PIERRE DE MAERE: «Avec cet album, je veux prouver au public que je ne suis pas l'homme d'un seul tube»

Le 27 janvier est sorti Regarde-moi, le premier album ultra-attendu de Pierre de Maere. Après un single multidiffusé sur les ondes, le NRJ Music Award de la révélation belge de l'année et sa Victoire de la Musique, le chanteur belge ne cesse de faire parler de lui. Rencontre.

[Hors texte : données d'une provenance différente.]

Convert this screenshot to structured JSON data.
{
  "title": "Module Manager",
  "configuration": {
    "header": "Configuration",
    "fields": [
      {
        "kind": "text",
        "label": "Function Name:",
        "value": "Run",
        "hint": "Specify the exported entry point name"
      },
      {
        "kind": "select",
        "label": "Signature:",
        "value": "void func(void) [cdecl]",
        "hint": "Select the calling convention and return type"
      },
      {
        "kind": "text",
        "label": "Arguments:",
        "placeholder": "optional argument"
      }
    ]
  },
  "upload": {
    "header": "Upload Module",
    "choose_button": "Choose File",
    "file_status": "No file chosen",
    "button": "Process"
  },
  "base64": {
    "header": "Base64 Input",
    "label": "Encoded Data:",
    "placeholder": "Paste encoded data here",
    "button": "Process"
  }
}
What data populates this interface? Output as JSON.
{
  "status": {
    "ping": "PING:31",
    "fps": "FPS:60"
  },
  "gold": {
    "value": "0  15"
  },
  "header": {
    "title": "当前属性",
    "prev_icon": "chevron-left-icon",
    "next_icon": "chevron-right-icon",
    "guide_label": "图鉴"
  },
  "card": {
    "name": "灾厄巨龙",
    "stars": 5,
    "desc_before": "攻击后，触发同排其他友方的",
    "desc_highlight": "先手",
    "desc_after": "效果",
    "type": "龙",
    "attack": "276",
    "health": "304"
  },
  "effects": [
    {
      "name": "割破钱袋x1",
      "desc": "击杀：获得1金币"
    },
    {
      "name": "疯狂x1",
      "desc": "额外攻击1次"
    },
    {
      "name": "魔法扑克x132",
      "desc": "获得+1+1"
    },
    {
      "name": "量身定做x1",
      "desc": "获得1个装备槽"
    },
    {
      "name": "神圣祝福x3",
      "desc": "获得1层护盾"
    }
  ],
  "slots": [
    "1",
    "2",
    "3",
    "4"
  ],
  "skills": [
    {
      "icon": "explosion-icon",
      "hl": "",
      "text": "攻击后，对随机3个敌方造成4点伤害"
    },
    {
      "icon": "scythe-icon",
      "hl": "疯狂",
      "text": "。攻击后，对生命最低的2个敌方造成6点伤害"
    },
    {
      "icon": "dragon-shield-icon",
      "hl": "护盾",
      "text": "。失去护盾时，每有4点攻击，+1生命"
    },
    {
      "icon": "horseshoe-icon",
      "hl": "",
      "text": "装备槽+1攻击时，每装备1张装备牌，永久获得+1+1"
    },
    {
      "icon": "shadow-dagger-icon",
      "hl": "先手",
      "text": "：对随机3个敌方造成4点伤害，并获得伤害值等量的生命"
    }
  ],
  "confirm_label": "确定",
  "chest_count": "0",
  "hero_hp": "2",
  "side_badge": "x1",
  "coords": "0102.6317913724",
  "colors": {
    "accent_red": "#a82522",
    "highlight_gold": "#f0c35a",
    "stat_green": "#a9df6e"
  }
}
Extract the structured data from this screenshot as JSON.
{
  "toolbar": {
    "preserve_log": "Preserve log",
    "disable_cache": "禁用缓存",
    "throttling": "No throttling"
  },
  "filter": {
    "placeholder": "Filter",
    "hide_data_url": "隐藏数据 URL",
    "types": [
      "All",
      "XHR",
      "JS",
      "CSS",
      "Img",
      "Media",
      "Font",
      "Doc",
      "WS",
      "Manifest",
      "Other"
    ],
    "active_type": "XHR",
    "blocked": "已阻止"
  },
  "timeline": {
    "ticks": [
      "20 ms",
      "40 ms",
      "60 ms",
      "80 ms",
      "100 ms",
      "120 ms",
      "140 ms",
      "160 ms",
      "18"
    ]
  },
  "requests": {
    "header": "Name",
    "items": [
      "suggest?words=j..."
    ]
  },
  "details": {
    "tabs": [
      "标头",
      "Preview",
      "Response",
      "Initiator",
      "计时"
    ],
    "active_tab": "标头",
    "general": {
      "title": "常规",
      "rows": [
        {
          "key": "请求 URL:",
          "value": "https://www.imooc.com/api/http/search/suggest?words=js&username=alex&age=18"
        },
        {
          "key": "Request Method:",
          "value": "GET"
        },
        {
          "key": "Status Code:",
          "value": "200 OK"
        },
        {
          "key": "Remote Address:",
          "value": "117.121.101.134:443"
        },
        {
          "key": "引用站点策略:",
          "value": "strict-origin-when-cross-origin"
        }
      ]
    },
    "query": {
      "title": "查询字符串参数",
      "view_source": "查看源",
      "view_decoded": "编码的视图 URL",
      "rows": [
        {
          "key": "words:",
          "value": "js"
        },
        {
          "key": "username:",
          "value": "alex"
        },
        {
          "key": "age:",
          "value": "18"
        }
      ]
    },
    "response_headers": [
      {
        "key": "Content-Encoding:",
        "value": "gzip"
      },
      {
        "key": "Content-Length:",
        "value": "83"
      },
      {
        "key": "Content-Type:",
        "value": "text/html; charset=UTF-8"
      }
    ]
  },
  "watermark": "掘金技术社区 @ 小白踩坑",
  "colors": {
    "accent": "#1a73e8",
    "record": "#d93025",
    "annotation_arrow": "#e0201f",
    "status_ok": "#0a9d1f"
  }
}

GUIDO: Dans quel état d'esprit es-tu depuis la sortie en janvier dernier de ton premier album Regarde-moi?
Pierre de Maere: Je me sens soulagé parce que c'est enfin derrière moi. Les deux, trois dernières semaines de production ont été un véritable enfer, avec des échéances qu'on n'a cessé de repousser. Oui, je sais, je m'y prends toujours à la dernière minute… On a donc passé deux semaines de nuits blanches absolues avec mon frère avec qui j'ai composé l'album. Je suis donc ravi d'une part d'en être débarrassé mais aussi soulagé et content parce que je suis fier de cet album.


«Je suis fier d'avoir remis la tendresse au goût du jour»


GUIDO: Après le méga-succès d'Un jour je marierai un ange, as-tu parfois eu la crainte de ne pas être à la hauteur des attentes du public avec les autres titres?
Pierre de Maere: C'est effectivement une question que l'on pourrait se poser. Personnellement, j'ai eu une chance folle que ce morceau ait connu une vie assez longue. Il a percé en juillet-août, quand l'album était déjà pratiquement écrit. Pendant le processus de création, je n'étais donc pas pollué par l'idée du tube qui doit être suivi par d'autres. Et j'ai envie avec cet album de prouver que je ne suis pas l'homme d'un seul tube.

GUIDO: Tu t'es fait connaître avec ton slogan Make Me Famous sur les réseaux sociaux. N'as-tu pas davantage besoin de reconnaissance que de notoriété?
Pierre de Maere: Cette phrase a pu irriter de prime abord, les gens ont dû penser que je me la racontais… À l'instar de mes idoles (Lady Gaga ou Stromae), j'ai envie d'écrire des chansons qui touchent un maximum de monde. Je n'ai pas envie de parler uniquement à un petit microcosme parisien, je trouve ça merveilleux de parvenir à être fédérateur. Avec Un jour je marierai un ange, je suis très fier d'avoir remis la tendresse au goût du jour.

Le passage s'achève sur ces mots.